Brown’s case first surfaced in February 2008 as a brief report by a group of physicians from Germany presented as a poster at the annual Conference on Retroviruses and Opportunistic Infections in Boston. It described a 40-year-old man—an American working in Berlin—whose HIV had been under good control for several years using a typical cocktail of anti-HIV drugs. Then he developed acute leukemia.
In an attempt to cure the leukemia, Brown underwent a course of radiation therapy and chemotherapy in preparation for a stem cell transplant. But in his case, rather than simply using the best match among available stem cell donors, his physicians did something very clever. They also screened potential donors for a natural mutation known as CCR5 delta32. CCR5 is the primary means by which most types of HIV infect cells. Individuals lacking this CCR5 receptor—the 1.5 percent of the Caucasian population in America and Europe with the delta32 mutation—are resistant to infection by the most common forms of HIV.
Timothy Ray Brown (right) with amfAR CEO Kevin Robert Frost
Following the initial report, amfAR quickly called together 10 experts in clinical AIDS, stem cell transplantation, and HIV virology for a two-day think tank at MIT to evaluate the data. The patient’s physician, Gero Hϋtter, presented details of the case, which were closely scrutinized by all. In a summary statement, attendees indicated that the case did indeed represent at least a functional cure. Dr. Hϋtter agreed to ask his patient to provide additional blood samples so that scientists attending the amfAR meeting could perform even more sensitive tests to attempt to further document that the virus had been erased from the patient.
It wasn’t until a stunning headline appeared in The Wall Street Journal in November 2008—A Doctor, a Mutation and a Potential Cure for AIDS—that the case entered the public sphere. Brown remained anonymous until 2010, when he returned to the U.S. from Germany.
The following year he was a featured speaker at amfAR’s HIV Cure Summit in New York City, where he was interviewed by George Stephanopoulos of ABC News. Sharing his remarkable story, Brown said he was gratified that his case was providing hope to people around the world living with HIV.
Since the early reports of his possible cure, Brown was unfailingly generous to the research community with his time, his tissues and his bodily fluids, submitting to endless prodding and poking and batteries of tests. At an international AIDS conference, he met a researcher from the Netherlands who told him, “Timothy, I know you intimately. I’ve got 7,000 copies of your blood in my freezer.” Until his death, Brown was a tireless advocate for HIV cure research, frequently speaking at meetings and conferences around the world. Throughout, he was acutely conscious of the need to provide hope, and the danger of providing false hope, to people living with HIV.

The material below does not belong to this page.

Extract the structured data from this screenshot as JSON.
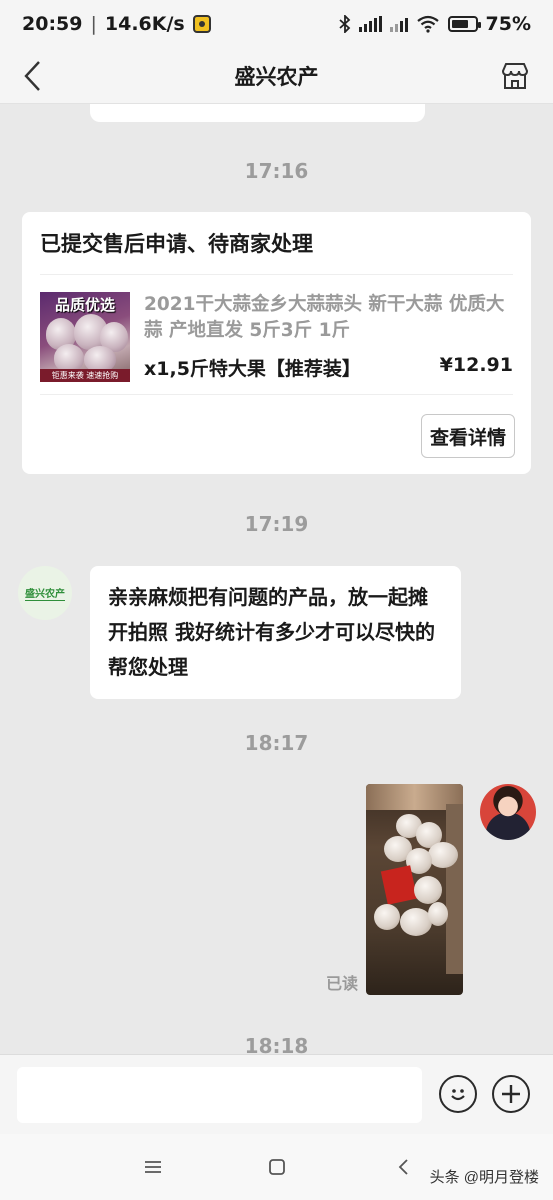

Brown leaves a profound legacy. His case emboldened the small minority in the research community at the time, including amfAR, who thought that a cure was possible. It precipitated concerted efforts to develop a cure, including the amfAR Research Collaboration on HIV Eradication and Countdown to a Cure initiatives, and amfAR’s European IciStem research consortium, originally formed to replicate Timothy Brown’s cure. Total global investments in HIV cure research went from $88 million in 2012 to $324 million in 2018.
Writing in the journal AIDS Research and Human Retroviruses in 2015, Brown said, “I did not want to be the only person in the world cured of HIV; I wanted other HIV+ patients to join my club.” He finally got his wish in 2019 with the announcement that “the London patient” appeared to have been cured by a similar stem cell transplant procedure. A “Dϋsseldorf patient” also shows no signs of HIV after a similar procedure. Timothy Ray Brown would be pleased to see his club grow.
amfAR extends its condolences to Brown’s family.